Wednesday, April 2, 2008

A Request

Recently I've been playing pretty crappy in tournaments, so I really don't feel like giving out any (bad) poker advice. Count yourself lucky.

Also, I've been really hazy on the Zen stuff personally, so I'm not sure how sharing would help either. I recommit to doing this more, but not tonight.

I just got a comment from an actual reader (or it's a cruel April Fool's joke). He was asking how I color-code players on Full Tilt. So, recklessly, I'm giving it away. Apologies in advance to anyone who may be offended at any point now or in the future.

Red: Pros, or Dangerous Business. You know, the guy who has the ROI graphs that go up instead of up and down or DOWWWWN THE HILL. Danger, and I assume that they're at LEAST as good as me.

Orange: Unfortunate seat as well. Regular players who have shown the ability to play situational poker, to be overtly aggressive when appropriate, yet can fold a hand. The kind that takes money/Tchips from the fish, cutting into the food supply. Most tend to lean toward aggressive, but if they're pushing hard with what appears to be a hand, assume it is.

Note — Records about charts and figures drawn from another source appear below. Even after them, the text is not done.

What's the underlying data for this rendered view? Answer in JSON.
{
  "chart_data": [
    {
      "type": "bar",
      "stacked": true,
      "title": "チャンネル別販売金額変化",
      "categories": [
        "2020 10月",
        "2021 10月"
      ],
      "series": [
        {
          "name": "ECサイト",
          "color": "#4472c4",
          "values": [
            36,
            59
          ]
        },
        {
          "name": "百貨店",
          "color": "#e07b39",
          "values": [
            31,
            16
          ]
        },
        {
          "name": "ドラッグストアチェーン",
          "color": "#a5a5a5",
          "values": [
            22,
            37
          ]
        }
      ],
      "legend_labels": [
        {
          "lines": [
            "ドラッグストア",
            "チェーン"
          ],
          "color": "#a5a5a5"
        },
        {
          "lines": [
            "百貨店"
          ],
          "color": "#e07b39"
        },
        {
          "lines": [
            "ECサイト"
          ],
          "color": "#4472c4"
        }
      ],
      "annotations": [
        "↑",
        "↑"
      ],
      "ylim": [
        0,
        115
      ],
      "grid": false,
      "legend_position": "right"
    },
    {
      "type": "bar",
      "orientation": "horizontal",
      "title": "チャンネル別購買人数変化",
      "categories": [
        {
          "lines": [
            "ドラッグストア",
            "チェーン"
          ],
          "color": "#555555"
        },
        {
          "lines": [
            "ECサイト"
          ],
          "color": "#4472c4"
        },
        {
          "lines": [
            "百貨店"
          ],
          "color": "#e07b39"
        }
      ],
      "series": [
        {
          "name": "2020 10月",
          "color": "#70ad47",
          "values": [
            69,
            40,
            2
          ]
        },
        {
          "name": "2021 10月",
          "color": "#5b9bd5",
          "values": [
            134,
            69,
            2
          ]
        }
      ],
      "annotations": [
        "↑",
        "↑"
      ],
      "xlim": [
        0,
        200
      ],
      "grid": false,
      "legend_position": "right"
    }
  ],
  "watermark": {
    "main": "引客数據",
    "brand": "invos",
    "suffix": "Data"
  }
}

Yellow: Aggressive. Only. Can reign it in and play excellent poker with a good stack but have trouble passing on an unatended pot. ALWAYS CONTINUATION BET. Also will steal blinds regularly, will resteal in and out of the blinds. Trap these players, if I can. Many many bloggers are yellow, but some are yellow only because I refuse to put them in the orange.

Green: Neutral. I have some information that I have gathered about this player but suggests neither strength or weakness. Example: "Will shove any overpair on a rags flop, so commit or don't."

Teal: ATM! ATM! It's a twister! The cash machines at the table. Perennial calling stations, they think every time they call down and lay a bad beat on someone, it vindicates them chasing the flush draw heads up to the river. I will often call down a crap hand after sitting down with them to get them going, to get them thinking that we can be the two fish trading pots at the table.

Blue: Calling station and/or Timmy (timid). Not enough blues to distinguish clearly, but they both take about the same adjustment. If they bet, they have a hand. For god sakes, don't run any bluffs their direction, unless at least showing strength.

Purple: Amateur, in one sense or another. Has shown generally poor play. Especially in the case of misunderstanding the game, thinking Razz is Stud (quad 8s RERAISE AGAIN!), etc. Generally good stuff, although they have to be treated with care, and I require playing gently aggressive and showing a couple of big hands down.

Hot pink: Aggro-donk. AD for short. Oh boy. About 70% of the players in the token tourneys, including the 4K HORSE and 3K Omaha, 2K Stud. All varieties, some are out of limit tourneys regularly in the first 20 minutes. Some overplay hands, bluff any A, but generally throw lots of money around and take only some of it back. Very occasionally a lot. I guess they just expect to keep depositing. While more trouble than ATM's, they will donate the same amount of money, more if they go on tilt. I think they also generate their poker-confidence from the times when they go really deep in a tourney. In general, the chip leader in a large limit tourney will be one of these (or top 3 at least). The one who picked the winning lottery ticket tonight, the one who has gotten paid for chasing KJJJ to the river when they hit that case Jack.

So, keep in mind these are my amateur assessments. One thing that is important is that I'm always willing to reassess. I often also back up my impressions with a little net research. So it's rare that I change one. But some people actually change styles, or deceive me at first. Or even get better, I think.

1 comments:

Justin said...

Definitely not an April Fool's Joke. Thank you so much, I do enjoy reading and the info! I've become a much better HORSE player from following your guidelines.